When did you start thinking about philanthropy?
UV: Around the early 2000s, we decided we wanted to give back to the community—to the academic institutions and the country that gave us so many opportunities. One of the best ways we thought we could do that is to provide the kind of resources to students that we had benefited from. We started by establishing endowments in the College of Engineering and the College of Arts and Sciences, and our interests have evolved since then to include the College of the Environment and other academic areas. We have an endowment in Mathematics that encourages math students to think about their studies as applied to environmental resource and fishery issues. We also have an abiding interest in supporting and promoting diversity and inclusivity across the University.
Do you have a favorite memory, experience, or event related to your giving in SAFS?
UV: We love to meet the students who have been helped by our funds and to stay connected to their work and careers. We invite all our student beneficiaries from across the University to our home so that they’ll get to know about each other and learn about what they are doing in their different fields. Interdisciplinary thinking is so critical. We also hope that they learn about how important philanthropy is in case they are in the position to give back one day.
One of my most memorable experiences in recent years was serving as a judge for the annual College of the Environment Research Derby.
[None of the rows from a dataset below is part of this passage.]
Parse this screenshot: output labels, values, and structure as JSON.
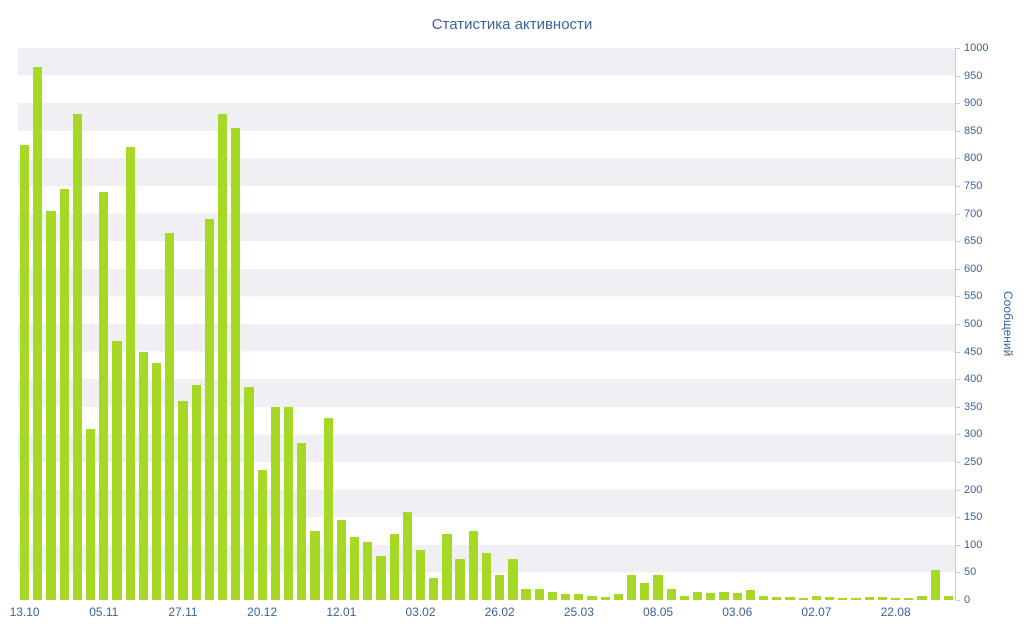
{
  "chart_data": {
    "type": "bar",
    "title": "Статистика активности",
    "xlabel": "",
    "ylabel": "Сообщений",
    "ylim": [
      0,
      1000
    ],
    "y_tick_step": 50,
    "y_tick_labels": [
      "1000",
      "950",
      "900",
      "850",
      "800",
      "750",
      "700",
      "650",
      "600",
      "550",
      "500",
      "450",
      "400",
      "350",
      "300",
      "250",
      "200",
      "150",
      "100",
      "50",
      "0"
    ],
    "x_tick_labels": [
      "13.10",
      "05.11",
      "27.11",
      "20.12",
      "12.01",
      "03.02",
      "26.02",
      "25.03",
      "08.05",
      "03.06",
      "02.07",
      "22.08"
    ],
    "x_tick_every": 6,
    "values": [
      825,
      965,
      705,
      745,
      880,
      310,
      740,
      470,
      820,
      450,
      430,
      665,
      360,
      390,
      690,
      880,
      855,
      385,
      235,
      350,
      350,
      285,
      125,
      330,
      145,
      115,
      105,
      80,
      120,
      160,
      90,
      40,
      120,
      75,
      125,
      85,
      45,
      75,
      20,
      20,
      15,
      10,
      10,
      8,
      5,
      10,
      45,
      30,
      45,
      20,
      8,
      15,
      12,
      15,
      12,
      18,
      8,
      5,
      5,
      3,
      8,
      5,
      3,
      3,
      5,
      5,
      3,
      3,
      8,
      55,
      8
    ],
    "grid": "horizontal-striped-bands",
    "legend": "none",
    "colors": {
      "bar": "#a6d826",
      "label": "#3c6499",
      "stripe": "#f0f0f4",
      "axis": "#c2cbdb"
    }
  }
}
The experience encourages interdisciplinary thinking, which is at the core of our interests and philosophy. Rao and I also look forward to our annual meetings hosted by André with our Math undergraduates who interned at SAFS and NWFSC.
How has your philanthropy evolved and how does SAFS fit in?
UV: More recently, Rao and I have become interested in supporting environmental policy development, and our SAFS and SMEA endowment reflects that. What I’ve learned is that you can do great science—fantastic science—but it needs to effectively reach our community, policymakers, and leaders to make a bigger impact. Young scientists may not want to attend meetings such as fishery management councils, but André and the SAFS faculty understand how critical a scientific presence is in the public sphere. The students we have met confirm for us that SAFS is a fantastic training ground for producing the next generation of quantitative fisheries scientists Their research and interests are everything we could have hoped for as donors. We’re grateful to André, all the faculty and the staff we’ve interacted with in supporting these outstanding students, and we look forward to supporting more students in the future.